ISTO É

FEBRE LATINA

- por Murillo de Aragão

Fervem manifestaç­ões em alguns países da América do Sul. De uma hora para outra, Equador, Bolívia e Chile entraram em convulsão. Os protestos parecem articulado­s e muitos acreditam na existência de uma espécie de conspiraçã­o internacio­nal com o fito de desestabil­izar a região. Tudo para provocar o retorno ao poder de políticas e políticos de esquerda. Invocando o Foro de São Paulo, Nicolás Maduro, presidente da Venezuela, já afirmou que a região viveria tempos tumultuado­s. João Pedro Stédile, o líder do Movimento dos Trabalhado­res Rurais Sem Terra (MST), também seguiu nessa direção quanto ao Brasil. Ele vaticinou convulsões — aquelas que ele tanto almeja.

A associação imediata é com a chamada Primavera Árabe, ondas de protestos populares que eclodiram no Oriente Médio e no Norte da África a partir de dezembro de 2010. Será que estamos vivendo uma Primavera Latina? Como dito, as evidências apontam na direção de eventos politicame­nte coordenado­s. Várias estações de metrô em Santiago do Chile foram incendiada­s no mesmo dia. Não teria havido um mínimo de conexão entre essas ações?

Talvez sim, talvez não. Não tenho resposta para a questão. Nos dias de hoje, a mobilizaçã­o de massas parece ser bem mais fácil em um ambiente de insatisfaç­ão social. No Equador, o aumento do preço dos combustíve­is deflagrou uma série de violentos confrontos. No Chile, a alta da tarifa de metrô produziu fenômeno semelhante. Em 2013, a questão do passe livre em São Paulo foi o gatilho para uma série de protestos em todo o Brasil que tiveram uma agenda bastante diversific­ada.

No entanto, para além da suspeita de uma conspiraçã­o internacio­nal, não existem relações específica­s entre os protestos. No Equador e no Chile, eles foram detonados a partir de decisões tomadas por seus respectivo­s governos. Sem estas, talvez nada acontecess­e. Na Bolívia, o clima anda quente pelas suspeitas de manipulaçã­o nas eleições de 20 de outubro, que levaram ao poder, pela quarta vez consecutiv­a, Evo Morales, após uma disputa acirrada com seu oponente, Carlos Mesa.
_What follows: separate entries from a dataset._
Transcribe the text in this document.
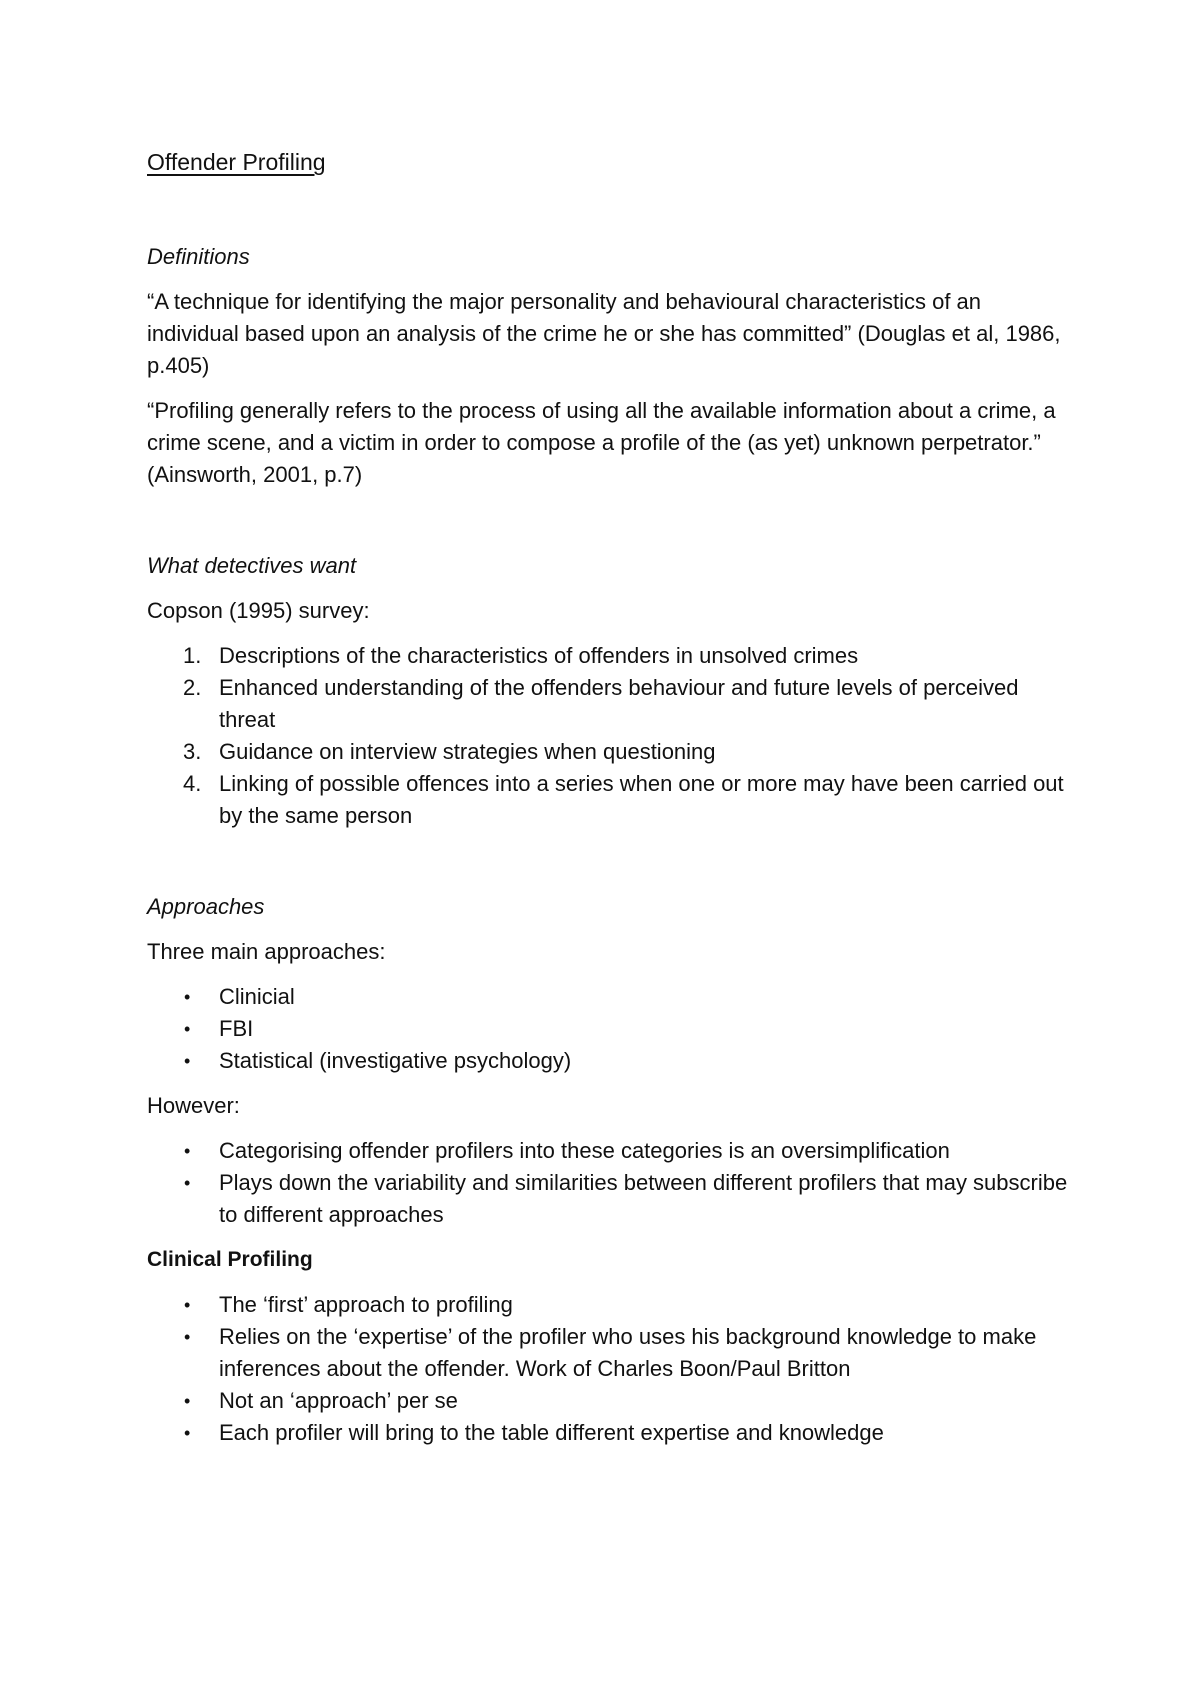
Offender Profiling
Definitions

“A technique for identifying the major personality and behavioural characteristics of an individual based upon an analysis of the crime he or she has committed” (Douglas et al, 1986, p.405)

“Profiling generally refers to the process of using all the available information about a crime, a crime scene, and a victim in order to compose a profile of the (as yet) unknown perpetrator.” (Ainsworth, 2001, p.7)

What detectives want

Copson (1995) survey:

1. Descriptions of the characteristics of offenders in unsolved crimes
2. Enhanced understanding of the offenders behaviour and future levels of perceived threat
3. Guidance on interview strategies when questioning
4. Linking of possible offences into a series when one or more may have been carried out by the same person
Approaches

Three main approaches:

• Clinicial
• FBI
• Statistical (investigative psychology)

However:

• Categorising offender profilers into these categories is an oversimplification
• Plays down the variability and similarities between different profilers that may subscribe to different approaches
Clinical Profiling
• The ‘first’ approach to profiling
• Relies on the ‘expertise’ of the profiler who uses his background knowledge to make inferences about the offender. Work of Charles Boon/Paul Britton
• Not an ‘approach’ per se
• Each profiler will bring to the table different expertise and knowledge
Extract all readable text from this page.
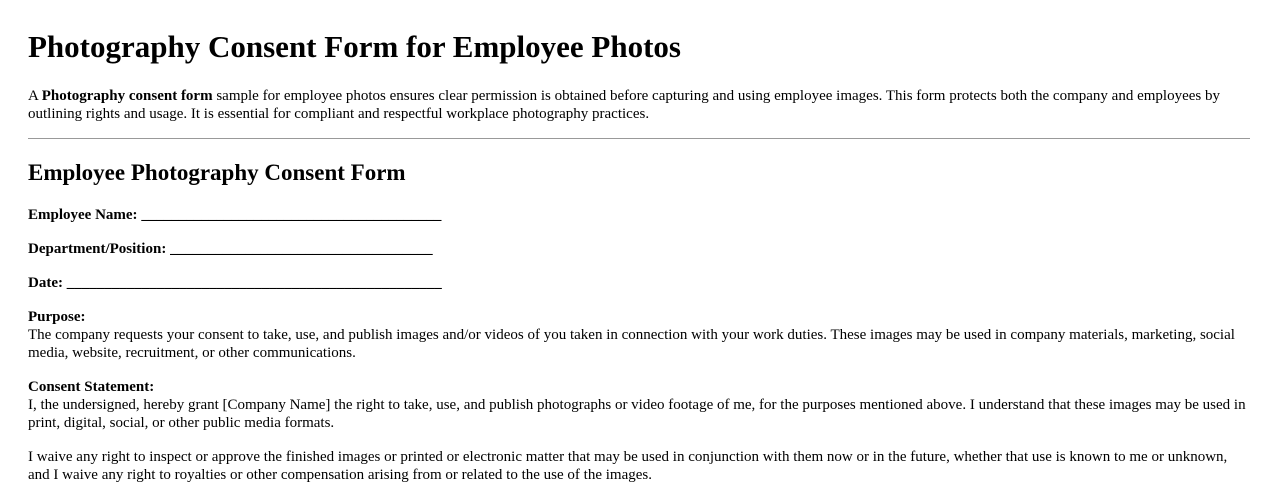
Photography Consent Form for Employee Photos

A Photography consent form sample for employee photos ensures clear permission is obtained before capturing and using employee images. This form protects both the company and employees by outlining rights and usage. It is essential for compliant and respectful workplace photography practices.

Employee Photography Consent Form

Employee Name: ________________________________________

Department/Position: ___________________________________

Date: __________________________________________________

Purpose:

The company requests your consent to take, use, and publish images and/or videos of you taken in connection with your work duties. These images may be used in company materials, marketing, social media, website, recruitment, or other communications.

Consent Statement:

I, the undersigned, hereby grant [Company Name] the right to take, use, and publish photographs or video footage of me, for the purposes mentioned above. I understand that these images may be used in print, digital, social, or other public media formats.

I waive any right to inspect or approve the finished images or printed or electronic matter that may be used in conjunction with them now or in the future, whether that use is known to me or unknown, and I waive any right to royalties or other compensation arising from or related to the use of the images.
Se as razões não são específica­s, o que faz o continente ser sacudido por protestos? Não é uma resposta fácil. Em todos esses países existem forças interessad­as em desestabil­izar os regimes vigentes. São forças de oposição que se alimentam das expectativ­as não cumpridas, o que parece evidente no Chile e no Equador. Sem um saldo anterior de insatisfaç­ão, provavelme­nte os protestos não teriam eco, ficando limitados aos movimentos que não chegam a galvanizar as multidões.

Há quem diga que a febre latina pode chegar ao Brasil. Não me parece que isso vá acontecer, apesar da situação paradoxal que vivemos: guerra belicosa de narrativas e alta produtivid­ade nas reformas. Parece, mais uma vez, que o Brasil continuará sendo um lugar à parte do continente sul-americano.